Huh? Be careful that you're not getting stuck with the crap IPOs. Like Vhehn said, the roadshow is going allocate shares to reputable money managers who will in turn get the allocations. Unless this is is some strange division of a large reputable shop you're going to get stuck with crap (read: IPOs whose demand are coming in below what the street is trying to sell it at). Furthermore, if the underwriters find out this is what your shop is doing I would surmise that your source of deals will magically disappear. Just my 2 cents.

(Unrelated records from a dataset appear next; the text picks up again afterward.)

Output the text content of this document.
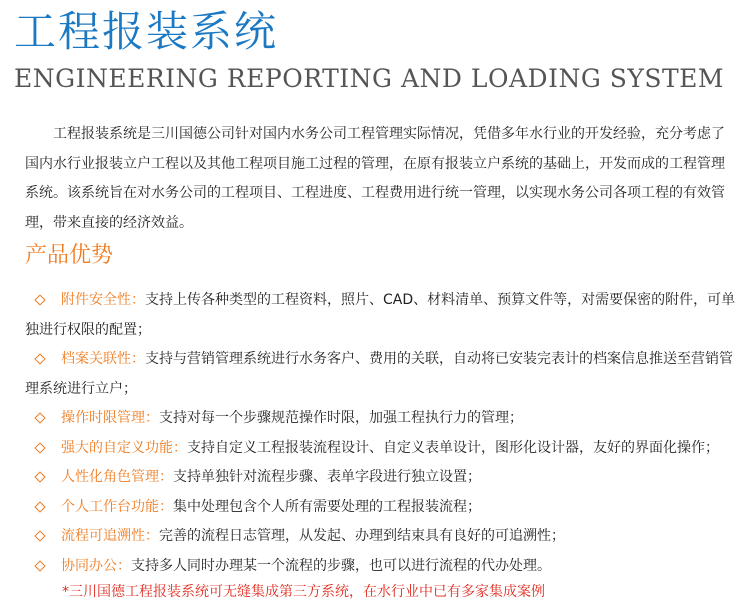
工程报装系统
ENGINEERING REPORTING AND LOADING SYSTEM

工程报装系统是三川国德公司针对国内水务公司工程管理实际情况，凭借多年水行业的开发经验，充分考虑了国内水行业报装立户工程以及其他工程项目施工过程的管理，在原有报装立户系统的基础上，开发而成的工程管理系统。该系统旨在对水务公司的工程项目、工程进度、工程费用进行统一管理，以实现水务公司各项工程的有效管理，带来直接的经济效益。

产品优势
附件安全性：支持上传各种类型的工程资料，照片、CAD、材料清单、预算文件等，对需要保密的附件，可单独进行权限的配置；
档案关联性：支持与营销管理系统进行水务客户、费用的关联，自动将已安装完表计的档案信息推送至营销管理系统进行立户；
操作时限管理：支持对每一个步骤规范操作时限，加强工程执行力的管理；
强大的自定义功能：支持自定义工程报装流程设计、自定义表单设计，图形化设计器，友好的界面化操作；
人性化角色管理：支持单独针对流程步骤、表单字段进行独立设置；
个人工作台功能：集中处理包含个人所有需要处理的工程报装流程；
流程可追溯性：完善的流程日志管理，从发起、办理到结束具有良好的可追溯性；
协同办公：支持多人同时办理某一个流程的步骤，也可以进行流程的代办处理。

*三川国德工程报装系统可无缝集成第三方系统，在水行业中已有多家集成案例
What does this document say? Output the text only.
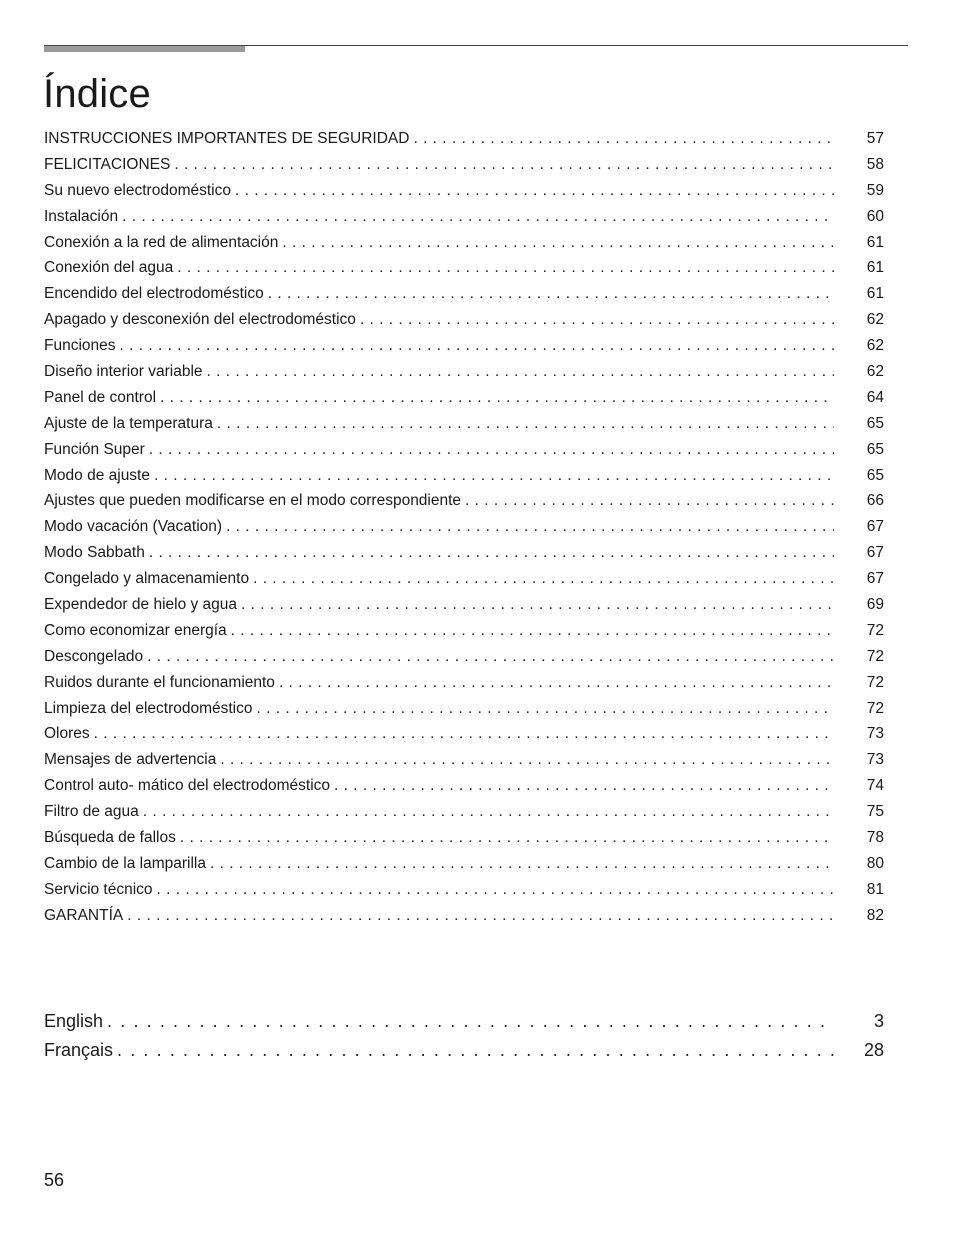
Índice
INSTRUCCIONES IMPORTANTES DE SEGURIDAD . . .	57
FELICITACIONES . . .	58
Su nuevo electrodoméstico . . .	59
Instalación . . .	60
Conexión a la red de alimentación . . .	61
Conexión del agua . . .	61
Encendido del electrodoméstico . . .	61
Apagado y desconexión del electrodoméstico . . .	62
Funciones . . .	62
Diseño interior variable . . .	62
Panel de control . . .	64
Ajuste de la temperatura . . .	65
Función Super . . .	65
Modo de ajuste . . .	65
Ajustes que pueden modificarse en el modo correspondiente . . .	66
Modo vacación (Vacation) . . .	67
Modo Sabbath . . .	67
Congelado y almacenamiento . . .	67
Expendedor de hielo y agua . . .	69
Como economizar energía . . .	72
Descongelado . . .	72
Ruidos durante el funcionamiento . . .	72
Limpieza del electrodoméstico . . .	72
Olores . . .	73
Mensajes de advertencia . . .	73
Control auto- mático del electrodoméstico . . .	74
Filtro de agua . . .	75
Búsqueda de fallos . . .	78
Cambio de la lamparilla . . .	80
Servicio técnico . . .	81
GARANTÍA . . .	82
English . . .	3
Français . . .	28
56
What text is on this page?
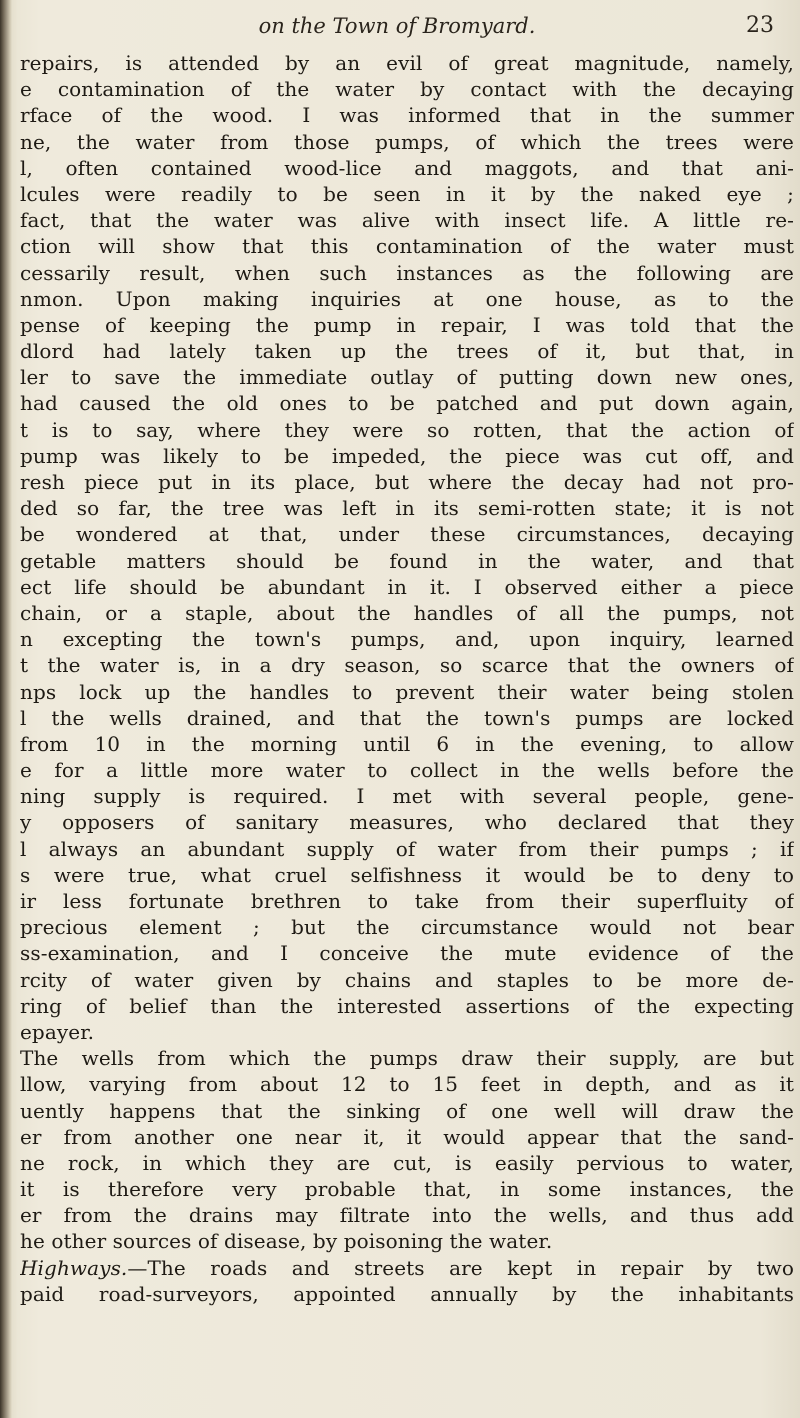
on the Town of Bromyard.	23
repairs, is attended by an evil of great magnitude, namely,
e contamination of the water by contact with the decaying
rface of the wood. I was informed that in the summer
ne, the water from those pumps, of which the trees were
l, often contained wood-lice and maggots, and that ani-
lcules were readily to be seen in it by the naked eye ;
fact, that the water was alive with insect life. A little re-
ction will show that this contamination of the water must
cessarily result, when such instances as the following are
nmon. Upon making inquiries at one house, as to the
pense of keeping the pump in repair, I was told that the
dlord had lately taken up the trees of it, but that, in
ler to save the immediate outlay of putting down new ones,
had caused the old ones to be patched and put down again,
t is to say, where they were so rotten, that the action of
pump was likely to be impeded, the piece was cut off, and
resh piece put in its place, but where the decay had not pro-
ded so far, the tree was left in its semi-rotten state; it is not
be wondered at that, under these circumstances, decaying
getable matters should be found in the water, and that
ect life should be abundant in it. I observed either a piece
chain, or a staple, about the handles of all the pumps, not
n excepting the town's pumps, and, upon inquiry, learned
t the water is, in a dry season, so scarce that the owners of
nps lock up the handles to prevent their water being stolen
l the wells drained, and that the town's pumps are locked
from 10 in the morning until 6 in the evening, to allow
e for a little more water to collect in the wells before the
ning supply is required. I met with several people, gene-
y opposers of sanitary measures, who declared that they
l always an abundant supply of water from their pumps ; if
s were true, what cruel selfishness it would be to deny to
ir less fortunate brethren to take from their superfluity of
precious element ; but the circumstance would not bear
ss-examination, and I conceive the mute evidence of the
rcity of water given by chains and staples to be more de-
ring of belief than the interested assertions of the expecting
epayer.
The wells from which the pumps draw their supply, are but
llow, varying from about 12 to 15 feet in depth, and as it
uently happens that the sinking of one well will draw the
er from another one near it, it would appear that the sand-
ne rock, in which they are cut, is easily pervious to water,
it is therefore very probable that, in some instances, the
er from the drains may filtrate into the wells, and thus add
he other sources of disease, by poisoning the water.
Highways.—The roads and streets are kept in repair by two
paid road-surveyors, appointed annually by the inhabitants
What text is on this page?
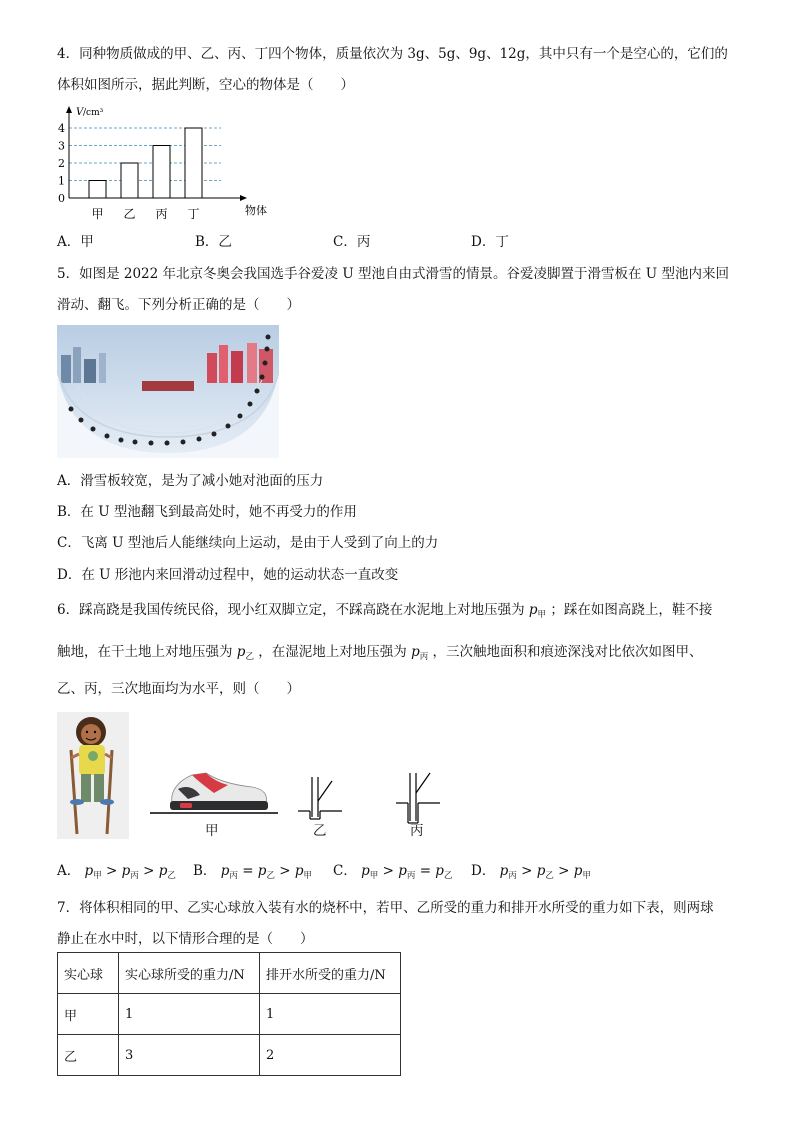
4．同种物质做成的甲、乙、丙、丁四个物体，质量依次为 3g、5g、9g、12g，其中只有一个是空心的，它们的
体积如图所示，据此判断，空心的物体是（　　）
V /cm³
物体
0
1
2
3
4
甲 乙 丙 丁
A．甲	B．乙	C．丙	D．丁
5．如图是 2022 年北京冬奥会我国选手谷爱凌 U 型池自由式滑雪的情景。谷爱凌脚置于滑雪板在 U 型池内来回
滑动、翻飞。下列分析正确的是（　　）
A．滑雪板较宽，是为了减小她对池面的压力
B．在 U 型池翻飞到最高处时，她不再受力的作用
C．飞离 U 型池后人能继续向上运动，是由于人受到了向上的力
D．在 U 形池内来回滑动过程中，她的运动状态一直改变
6．踩高跷是我国传统民俗，现小红双脚立定，不踩高跷在水泥地上对地压强为 $p_甲$ ；踩在如图高跷上，鞋不接
触地，在干土地上对地压强为 $p_乙$ ，在湿泥地上对地压强为 $p_丙$ ，三次触地面积和痕迹深浅对比依次如图甲、
乙、丙，三次地面均为水平，则（　　）
甲	乙	丙
A． $p_甲 > p_丙 > p_乙$ B． $p_丙 = p_乙 > p_甲$ C． $p_甲 > p_丙 = p_乙$ D． $p_丙 > p_乙 > p_甲$
7．将体积相同的甲、乙实心球放入装有水的烧杯中，若甲、乙所受的重力和排开水所受的重力如下表，则两球
静止在水中时，以下情形合理的是（　　）
实心球	实心球所受的重力/N	排开水所受的重力/N
甲	1	1
乙	3	2
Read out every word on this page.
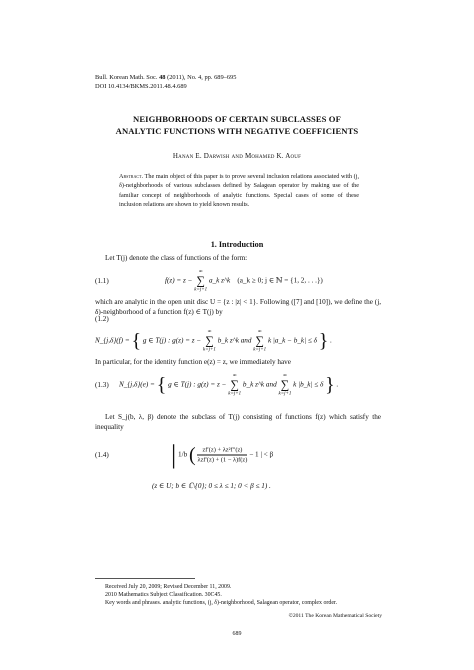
Bull. Korean Math. Soc. 48 (2011), No. 4, pp. 689–695
DOI 10.4134/BKMS.2011.48.4.689
NEIGHBORHOODS OF CERTAIN SUBCLASSES OF
ANALYTIC FUNCTIONS WITH NEGATIVE COEFFICIENTS
Hanan E. Darwish and Mohamed K. Aouf
Abstract. The main object of this paper is to prove several inclusion relations associated with (j, δ)-neighborhoods of various subclasses defined by Salagean operator by making use of the familiar concept of neighborhoods of analytic functions. Special cases of some of these inclusion relations are shown to yield known results.
1. Introduction
Let T(j) denote the class of functions of the form:
(1.1)	f(z) = z −
∞
∑
k=j+1
a_k z^k (a_k ≥ 0; j ∈ ℕ = {1, 2, . . .})
which are analytic in the open unit disc U = {z : |z| < 1}. Following ([7] and [10]), we define the (j, δ)-neighborhood of a function f(z) ∈ T(j) by
(1.2)
N_{j,δ}(f) = { g ∈ T(j) : g(z) = z −
∞
∑
k=j+1
b_k z^k and
∞
∑
k=j+1
k |a_k − b_k| ≤ δ } .
In particular, for the identity function e(z) = z, we immediately have
(1.3) N_{j,δ}(e) = { g ∈ T(j) : g(z) = z −
∞
∑
k=j+1
b_k z^k and
∞
∑
k=j+1
k |b_k| ≤ δ } .
Let S_j(b, λ, β) denote the subclass of T(j) consisting of functions f(z) which satisfy the inequality
(1.4) | 1/b ( $\frac{\text{zf′(z) + λz²f″(z)}}{\text{λzf′(z) + (1 − λ)f(z)}} - 1$ | < β
(z ∈ U; b ∈ ℂ\{0}; 0 ≤ λ ≤ 1; 0 < β ≤ 1) .
Received July 20, 2009; Revised December 11, 2009.
2010 Mathematics Subject Classification. 30C45.
Key words and phrases. analytic functions, (j, δ)-neighborhood, Salagean operator, complex order.
©2011 The Korean Mathematical Society
689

Good points, it can easily turn into a losers game, you might end up pumping crap IPOs to investors in the classifief section of businessweek
You need to cold call brokers to see which brokers are big enough to get you good allocations. Once you have a network of 5-10 brokers, then they will make you take all of their new issues. You make money on the big movers and break even on the others. Its a win-win for the broker who makes nice commissions, and win-win for you, because you get ipo's. Is this a valid way to trade?
nope because if they know you will flip the ipo they will cut you off. in the 90s i used to do this. at one time i had 11 different accounts to get ipos.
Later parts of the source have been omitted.